Temple University President Neil D. Theobald praised Gov. Tom Wolf's budget plan, which would increase Temple’s appropriation by $15.44 million, the first increase in four years. Temple’s funding has remained flat at $139.9 million since 2011. Wolf unveiled his budget on Tuesday.
Theobald said the governor's proposal marks the beginning of a new relationship between the commonwealth and its public universities. Wolf had made it clear during his campaign that increased support for public education was one of his top priorities.
"We are grateful for the governor's investment in public higher education in Pennsylvania," said Theobald. "The restored funds in the governor's proposal—if approved by the General Assembly—will go directly to helping us hold down tuition and recruit the best faculty."
More than 70 percent of Temple's students come from the commonwealth, he noted.
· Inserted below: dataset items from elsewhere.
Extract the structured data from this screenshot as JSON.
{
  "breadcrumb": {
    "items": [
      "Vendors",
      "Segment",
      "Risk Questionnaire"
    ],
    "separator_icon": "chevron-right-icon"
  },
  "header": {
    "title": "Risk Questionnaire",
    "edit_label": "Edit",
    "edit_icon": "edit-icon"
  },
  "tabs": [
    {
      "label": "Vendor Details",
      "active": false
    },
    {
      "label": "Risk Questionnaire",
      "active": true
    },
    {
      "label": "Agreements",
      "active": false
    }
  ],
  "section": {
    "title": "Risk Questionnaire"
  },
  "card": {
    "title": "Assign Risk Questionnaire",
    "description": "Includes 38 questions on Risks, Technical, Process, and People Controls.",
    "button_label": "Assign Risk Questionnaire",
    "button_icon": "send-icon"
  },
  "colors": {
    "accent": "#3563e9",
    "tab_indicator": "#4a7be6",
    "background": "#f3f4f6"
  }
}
"Temple University, like the other state-related schools in the commonwealth, has been flat funded since 2011," Theobald said. "Despite this, we've worked hard to hold down tuition and keep a high-quality Temple education both accessible and affordable."
Base tuition at Temple University has been held to an average 2.4 percent increase over the last three years.
Theobald has also instituted the Fly in 4 initiative, which encourages students to graduate in four years and limit their college debt. The initiative has been very popular, with 88 percent of entering freshmen signing the Fly in 4 agreement last fall.
In addition to Temple's commonwealth appropriation, the governor announced support for a new collaborative. Wolf set aside $5 million for an effort among seven universities, including Temple, aimed at accelerating advanced manufacturing research and commercialization.
Joining Temple in the initiative are Carnegie Mellon University, Drexel University, Lehigh University, Penn State University, the University of Pittsburgh and the University of Pennsylvania. The collaborative, which has been under discussion for more than two years, aims to build a bridge between research universities and the state's next generation of manufacturing startups.
The governor's budget proposal now goes to the state General Assembly for consideration.
The next step for Temple will be public hearings before the House and Senate appropriations committees. Those hearings are scheduled for March 24.
The commonwealth appropriation being discussed now is for the budget year that begins July 1. The appropriation is used for the operations of the university and not for construction projects, which are funded separately.